The AP Automation Myth – Do You Have To Reduce Headcount?
The Middle Market
I was recently reminded by a friend in the industry that most of the work that I do appeals to the middle market. I am not ashamed of helping middle market companies automate. I know it’s sexy to have big name logos on your website, but the middle market is where all the opportunities is. The reason for this small rant is to set the proper stage for a headcount reduction article.
The Combo Role
As I go through my business day, I interact with anywhere from 5 to 20 different organizations and their automation needs. What I have found are the larger companies (my definition of large is 30k invoices a month or more) have a greater desire to use headcount reduction as the main motivator, whereas middle to small companies won’t. The reason has to do with what I call the “combo” role. The combo role is where an accountant serves in different areas of the accounting department, Meaning they may do some AP, or AR and may help close the books for the quarter and provide the board with financial reports. That’s a combo role. In larger companies those task are more specialized because of volume.
Here is my point (you are welcome) – headcount reduction greatly benefits the larger company because of specialization. I worked with an organization in Atlanta that employed 42 accounts payable entry clerks.
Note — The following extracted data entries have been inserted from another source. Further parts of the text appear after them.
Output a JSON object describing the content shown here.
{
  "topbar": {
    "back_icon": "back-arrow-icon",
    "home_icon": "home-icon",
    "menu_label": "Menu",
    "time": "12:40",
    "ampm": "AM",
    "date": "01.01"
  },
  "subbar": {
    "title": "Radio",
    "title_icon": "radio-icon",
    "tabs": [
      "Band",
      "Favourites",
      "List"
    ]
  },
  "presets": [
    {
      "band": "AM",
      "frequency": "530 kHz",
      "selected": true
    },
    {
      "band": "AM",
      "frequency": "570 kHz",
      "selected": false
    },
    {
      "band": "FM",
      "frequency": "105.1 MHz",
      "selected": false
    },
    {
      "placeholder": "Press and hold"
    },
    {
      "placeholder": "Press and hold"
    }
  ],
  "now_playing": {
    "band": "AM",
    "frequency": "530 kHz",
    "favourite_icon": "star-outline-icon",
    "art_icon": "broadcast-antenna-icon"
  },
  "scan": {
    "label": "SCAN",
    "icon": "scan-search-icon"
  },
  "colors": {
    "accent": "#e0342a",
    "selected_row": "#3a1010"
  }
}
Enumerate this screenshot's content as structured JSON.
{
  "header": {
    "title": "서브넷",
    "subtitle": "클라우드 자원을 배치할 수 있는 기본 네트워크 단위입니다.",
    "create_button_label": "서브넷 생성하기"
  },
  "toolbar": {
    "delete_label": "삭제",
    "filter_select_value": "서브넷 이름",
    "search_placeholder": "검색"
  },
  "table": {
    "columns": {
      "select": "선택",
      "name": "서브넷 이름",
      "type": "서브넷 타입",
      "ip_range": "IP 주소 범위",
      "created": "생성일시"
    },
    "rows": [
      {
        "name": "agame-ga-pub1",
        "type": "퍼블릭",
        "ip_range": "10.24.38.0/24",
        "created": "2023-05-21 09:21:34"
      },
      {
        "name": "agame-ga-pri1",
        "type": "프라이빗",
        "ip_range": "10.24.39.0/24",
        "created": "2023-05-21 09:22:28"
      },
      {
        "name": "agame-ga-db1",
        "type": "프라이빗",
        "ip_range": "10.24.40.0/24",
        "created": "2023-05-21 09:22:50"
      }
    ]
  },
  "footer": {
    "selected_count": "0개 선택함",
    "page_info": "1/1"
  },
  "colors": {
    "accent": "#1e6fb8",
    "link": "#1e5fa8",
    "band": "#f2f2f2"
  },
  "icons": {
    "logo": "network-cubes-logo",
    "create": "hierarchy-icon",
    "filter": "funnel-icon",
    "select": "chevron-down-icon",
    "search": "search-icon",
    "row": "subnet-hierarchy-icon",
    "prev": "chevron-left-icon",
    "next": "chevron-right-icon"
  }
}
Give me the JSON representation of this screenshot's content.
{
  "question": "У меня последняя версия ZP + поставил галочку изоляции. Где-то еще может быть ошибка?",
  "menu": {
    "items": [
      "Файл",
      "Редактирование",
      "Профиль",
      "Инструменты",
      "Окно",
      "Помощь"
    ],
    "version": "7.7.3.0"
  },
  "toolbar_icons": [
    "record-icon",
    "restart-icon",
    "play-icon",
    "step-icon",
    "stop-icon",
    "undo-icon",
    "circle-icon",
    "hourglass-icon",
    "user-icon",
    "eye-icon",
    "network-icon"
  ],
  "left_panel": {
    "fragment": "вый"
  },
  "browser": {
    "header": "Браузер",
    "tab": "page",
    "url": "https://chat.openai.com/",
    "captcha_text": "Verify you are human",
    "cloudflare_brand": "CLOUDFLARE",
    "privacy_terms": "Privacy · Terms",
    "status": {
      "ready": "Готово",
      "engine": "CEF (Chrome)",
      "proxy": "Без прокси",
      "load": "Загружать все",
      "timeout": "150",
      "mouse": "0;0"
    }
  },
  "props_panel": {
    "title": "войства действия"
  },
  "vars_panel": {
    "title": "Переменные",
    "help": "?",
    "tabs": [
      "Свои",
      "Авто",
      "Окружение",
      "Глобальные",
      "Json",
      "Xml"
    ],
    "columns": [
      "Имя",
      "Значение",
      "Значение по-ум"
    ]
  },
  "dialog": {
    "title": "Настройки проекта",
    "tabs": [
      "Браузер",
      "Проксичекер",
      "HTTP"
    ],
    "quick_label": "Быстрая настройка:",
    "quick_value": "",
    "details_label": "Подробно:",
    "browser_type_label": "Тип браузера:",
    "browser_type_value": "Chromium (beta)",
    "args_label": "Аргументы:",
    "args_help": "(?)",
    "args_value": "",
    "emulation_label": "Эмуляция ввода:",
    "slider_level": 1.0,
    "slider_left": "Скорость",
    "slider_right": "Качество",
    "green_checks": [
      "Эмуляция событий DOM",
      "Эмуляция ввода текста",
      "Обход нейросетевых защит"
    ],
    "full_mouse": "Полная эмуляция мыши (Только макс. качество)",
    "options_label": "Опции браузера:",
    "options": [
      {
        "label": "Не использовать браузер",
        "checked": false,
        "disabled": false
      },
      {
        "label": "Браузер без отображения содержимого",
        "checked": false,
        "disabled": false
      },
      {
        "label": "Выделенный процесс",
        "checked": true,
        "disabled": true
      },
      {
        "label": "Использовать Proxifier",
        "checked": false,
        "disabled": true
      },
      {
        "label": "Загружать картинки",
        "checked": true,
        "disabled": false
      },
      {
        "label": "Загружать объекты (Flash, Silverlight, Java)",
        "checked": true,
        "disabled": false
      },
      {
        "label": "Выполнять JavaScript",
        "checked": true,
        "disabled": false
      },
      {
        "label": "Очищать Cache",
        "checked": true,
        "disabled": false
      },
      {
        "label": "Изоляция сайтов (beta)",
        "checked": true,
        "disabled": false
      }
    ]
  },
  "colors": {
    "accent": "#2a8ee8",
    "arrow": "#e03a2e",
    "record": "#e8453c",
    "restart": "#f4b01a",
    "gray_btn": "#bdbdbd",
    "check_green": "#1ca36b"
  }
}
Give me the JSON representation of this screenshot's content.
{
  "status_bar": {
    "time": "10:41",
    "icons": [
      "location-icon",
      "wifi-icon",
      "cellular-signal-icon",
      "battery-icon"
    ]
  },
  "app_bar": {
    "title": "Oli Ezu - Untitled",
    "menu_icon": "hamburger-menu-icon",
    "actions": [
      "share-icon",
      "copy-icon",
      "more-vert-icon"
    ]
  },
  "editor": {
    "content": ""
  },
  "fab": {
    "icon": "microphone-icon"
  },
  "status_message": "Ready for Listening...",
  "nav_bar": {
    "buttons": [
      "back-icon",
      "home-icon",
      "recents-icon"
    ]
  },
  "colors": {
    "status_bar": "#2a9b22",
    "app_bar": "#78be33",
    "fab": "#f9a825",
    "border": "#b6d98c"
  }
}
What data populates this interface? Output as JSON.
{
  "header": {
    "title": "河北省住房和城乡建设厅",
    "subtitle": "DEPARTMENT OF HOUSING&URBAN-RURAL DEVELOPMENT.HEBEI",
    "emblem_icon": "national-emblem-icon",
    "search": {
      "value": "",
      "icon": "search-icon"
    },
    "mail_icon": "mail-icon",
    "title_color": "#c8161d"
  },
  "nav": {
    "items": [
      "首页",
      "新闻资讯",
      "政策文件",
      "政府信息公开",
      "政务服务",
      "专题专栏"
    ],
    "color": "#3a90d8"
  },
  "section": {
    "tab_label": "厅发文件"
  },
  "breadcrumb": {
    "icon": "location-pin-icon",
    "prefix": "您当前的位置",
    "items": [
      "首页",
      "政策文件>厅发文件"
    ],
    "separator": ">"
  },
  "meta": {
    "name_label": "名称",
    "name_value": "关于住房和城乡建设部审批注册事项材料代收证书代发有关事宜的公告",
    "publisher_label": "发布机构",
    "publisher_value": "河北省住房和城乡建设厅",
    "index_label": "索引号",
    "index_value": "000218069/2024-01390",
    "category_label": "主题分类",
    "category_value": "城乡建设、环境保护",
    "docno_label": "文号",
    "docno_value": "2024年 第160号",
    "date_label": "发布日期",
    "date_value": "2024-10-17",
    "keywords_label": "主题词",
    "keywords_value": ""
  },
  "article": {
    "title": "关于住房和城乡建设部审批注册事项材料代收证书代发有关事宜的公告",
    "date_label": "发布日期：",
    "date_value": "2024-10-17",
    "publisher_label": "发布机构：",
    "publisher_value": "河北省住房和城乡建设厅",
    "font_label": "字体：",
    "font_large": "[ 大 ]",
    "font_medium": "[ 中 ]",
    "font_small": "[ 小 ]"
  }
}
The return on investment was simple – Average AP Entry Clerk salary X 39 (because they had to keep a few people for emergency checks and other projects) = ROI. In contrast, working with a company that had 1000 invoices per month was going to free up ½ of an AP Entry Clerk (I will remain grown up here and not make a joke about which ½).
Really – Now My Point
Here is my real point (you are welcome again) – there is a myth that automation is only good for and can only be justified if someone losses their job. NOT TRUE. Take a look at the two companies in the previous paragraph; the large company with the big ROI has done nothing… they are having trouble getting out of their own way to make a decision on automation. The 1000 invoice per month company once automated took that over 1000 additional hours and applied it to contract and vendor discount administration and is happily without paper invoices. The moral of the story is anyone can get a return on investment for automation; you just have to know what to do and where to look.